Moulding a healthier PV supply chain
It remains to be seen if the CPIA price floor will be enough to curb unhealthy competitive dynamics in the PV market. But if the government needs to step in, there are several levers it could pull. Bloomberg reports that the Ministry of Industry and Information Technology (MIIT) may publish rules to limit the energy consumption of polysilicon manufacturers, a key component of solar panels, which would significantly reduce supply in all segments of the supply chain. In November, the (MIIT) also published updated PV manufacturing guidance aiming to limit redundant capacity expansions and instead focus on quality developments.
It may take a more fundamental change to restore market equilibrium, however. According to Alex Zhang, a PhD student at Nanjing University with over 15 years of experience in China’s PV industry, these supply chains are still “quite immature”. He says that there should be fewer companies involved in the upstream segments of the supply chains, “and they should better coordinate with one another to avoid redundant production and to protect their intellectual property”.
Reis echoes Zhang’s concerns over the lack of IP protection, noting that competitors can hire former employees and buy supplies from the same factories, “and that is part of what is driving these huge capacity expansions”.
Both Reis and Zhang offer an Organization of the Petroleum Exporting Countries (OPEC)-style alliance as an example for what a more lasting solution would be: “An industry alliance would better protect the industry’s sustainable development and encourage R&D,” Zhang says. An example of what this might look like came in late November when 22 manufacturers agreed to limit unfair competition in overseas markets.

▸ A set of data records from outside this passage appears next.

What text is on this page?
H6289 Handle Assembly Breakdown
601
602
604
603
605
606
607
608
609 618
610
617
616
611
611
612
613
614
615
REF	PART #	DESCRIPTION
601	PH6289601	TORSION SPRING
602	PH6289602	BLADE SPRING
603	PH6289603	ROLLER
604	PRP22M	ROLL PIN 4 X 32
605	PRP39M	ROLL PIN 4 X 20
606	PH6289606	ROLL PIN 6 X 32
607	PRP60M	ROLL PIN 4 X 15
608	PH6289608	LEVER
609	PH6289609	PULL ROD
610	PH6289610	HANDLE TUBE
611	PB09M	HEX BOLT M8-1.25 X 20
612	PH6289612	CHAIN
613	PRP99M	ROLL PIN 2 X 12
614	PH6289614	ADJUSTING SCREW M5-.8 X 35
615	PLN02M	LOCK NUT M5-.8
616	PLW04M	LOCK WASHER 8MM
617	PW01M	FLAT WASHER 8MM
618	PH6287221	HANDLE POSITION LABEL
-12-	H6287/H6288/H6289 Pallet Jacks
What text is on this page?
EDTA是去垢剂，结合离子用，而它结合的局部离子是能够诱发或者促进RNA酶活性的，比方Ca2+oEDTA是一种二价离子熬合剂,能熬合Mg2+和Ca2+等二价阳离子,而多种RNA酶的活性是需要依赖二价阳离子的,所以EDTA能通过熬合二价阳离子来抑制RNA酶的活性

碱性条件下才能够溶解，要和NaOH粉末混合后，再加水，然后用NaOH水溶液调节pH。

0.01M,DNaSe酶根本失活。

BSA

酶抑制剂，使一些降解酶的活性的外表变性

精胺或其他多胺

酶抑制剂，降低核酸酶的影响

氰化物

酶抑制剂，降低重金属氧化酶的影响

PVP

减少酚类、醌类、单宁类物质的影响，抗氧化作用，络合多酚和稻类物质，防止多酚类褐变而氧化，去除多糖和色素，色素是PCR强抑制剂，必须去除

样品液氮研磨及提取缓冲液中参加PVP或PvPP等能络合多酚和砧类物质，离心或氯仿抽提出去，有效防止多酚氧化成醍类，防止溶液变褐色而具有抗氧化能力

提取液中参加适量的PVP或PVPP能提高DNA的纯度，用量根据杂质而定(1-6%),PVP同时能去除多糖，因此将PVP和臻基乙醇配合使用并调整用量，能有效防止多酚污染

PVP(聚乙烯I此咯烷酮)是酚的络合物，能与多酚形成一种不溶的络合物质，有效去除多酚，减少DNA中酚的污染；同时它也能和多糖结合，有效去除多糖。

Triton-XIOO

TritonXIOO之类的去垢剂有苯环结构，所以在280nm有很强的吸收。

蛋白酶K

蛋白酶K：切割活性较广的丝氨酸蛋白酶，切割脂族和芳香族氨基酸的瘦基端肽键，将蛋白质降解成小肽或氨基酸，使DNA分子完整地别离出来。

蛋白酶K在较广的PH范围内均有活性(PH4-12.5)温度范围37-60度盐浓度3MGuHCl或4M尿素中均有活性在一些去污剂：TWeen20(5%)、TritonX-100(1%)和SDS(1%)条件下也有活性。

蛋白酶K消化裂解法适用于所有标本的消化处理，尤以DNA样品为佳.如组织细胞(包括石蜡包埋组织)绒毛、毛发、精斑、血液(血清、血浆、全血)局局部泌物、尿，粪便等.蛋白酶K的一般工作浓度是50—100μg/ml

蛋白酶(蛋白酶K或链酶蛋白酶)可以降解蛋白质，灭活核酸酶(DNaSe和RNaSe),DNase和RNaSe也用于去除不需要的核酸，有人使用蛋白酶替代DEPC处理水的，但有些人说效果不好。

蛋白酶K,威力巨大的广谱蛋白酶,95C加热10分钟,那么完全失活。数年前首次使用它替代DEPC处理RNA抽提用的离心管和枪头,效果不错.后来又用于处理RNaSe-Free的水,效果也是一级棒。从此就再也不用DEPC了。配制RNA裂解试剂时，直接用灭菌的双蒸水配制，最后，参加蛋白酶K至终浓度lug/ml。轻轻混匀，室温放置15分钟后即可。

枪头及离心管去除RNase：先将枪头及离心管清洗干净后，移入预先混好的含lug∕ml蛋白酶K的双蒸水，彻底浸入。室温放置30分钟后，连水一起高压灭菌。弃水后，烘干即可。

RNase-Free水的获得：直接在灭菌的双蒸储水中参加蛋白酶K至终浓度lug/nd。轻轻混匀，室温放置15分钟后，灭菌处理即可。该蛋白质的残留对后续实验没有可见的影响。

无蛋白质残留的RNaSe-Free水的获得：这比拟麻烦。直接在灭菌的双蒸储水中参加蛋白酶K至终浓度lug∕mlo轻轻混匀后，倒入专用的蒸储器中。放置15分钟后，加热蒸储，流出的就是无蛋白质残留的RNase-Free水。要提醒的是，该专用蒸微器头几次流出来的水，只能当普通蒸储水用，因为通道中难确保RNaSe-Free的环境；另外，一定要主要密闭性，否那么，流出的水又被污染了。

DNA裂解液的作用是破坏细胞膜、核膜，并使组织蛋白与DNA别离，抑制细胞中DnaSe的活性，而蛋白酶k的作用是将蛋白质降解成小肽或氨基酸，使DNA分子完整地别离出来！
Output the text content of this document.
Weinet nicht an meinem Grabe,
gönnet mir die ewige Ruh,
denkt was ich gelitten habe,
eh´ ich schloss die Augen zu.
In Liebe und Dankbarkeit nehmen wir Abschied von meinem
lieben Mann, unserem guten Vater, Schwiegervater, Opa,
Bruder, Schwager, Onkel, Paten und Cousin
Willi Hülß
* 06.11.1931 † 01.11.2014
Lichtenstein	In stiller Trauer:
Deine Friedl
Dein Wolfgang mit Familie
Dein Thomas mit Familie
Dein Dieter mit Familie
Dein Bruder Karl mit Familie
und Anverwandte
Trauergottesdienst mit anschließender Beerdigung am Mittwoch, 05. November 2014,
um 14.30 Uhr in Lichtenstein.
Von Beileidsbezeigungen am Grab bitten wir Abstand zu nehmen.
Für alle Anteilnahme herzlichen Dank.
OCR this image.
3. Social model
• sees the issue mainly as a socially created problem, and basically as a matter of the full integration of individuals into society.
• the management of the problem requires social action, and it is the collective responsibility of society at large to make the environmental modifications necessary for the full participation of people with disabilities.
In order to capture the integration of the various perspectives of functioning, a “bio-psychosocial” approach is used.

Though an alliance of PV producers would benefit manufacturers, it’s harder to assess how it would impact the global energy transition. Redundant production and factories operating at half capacity benefits no one, but the thought of Chinese producers working as a bloc and potentially exerting political pressure on countries around the world through their monopoly on PV technologies could set alarm bells ringing amongst policymakers in Washington and the EU.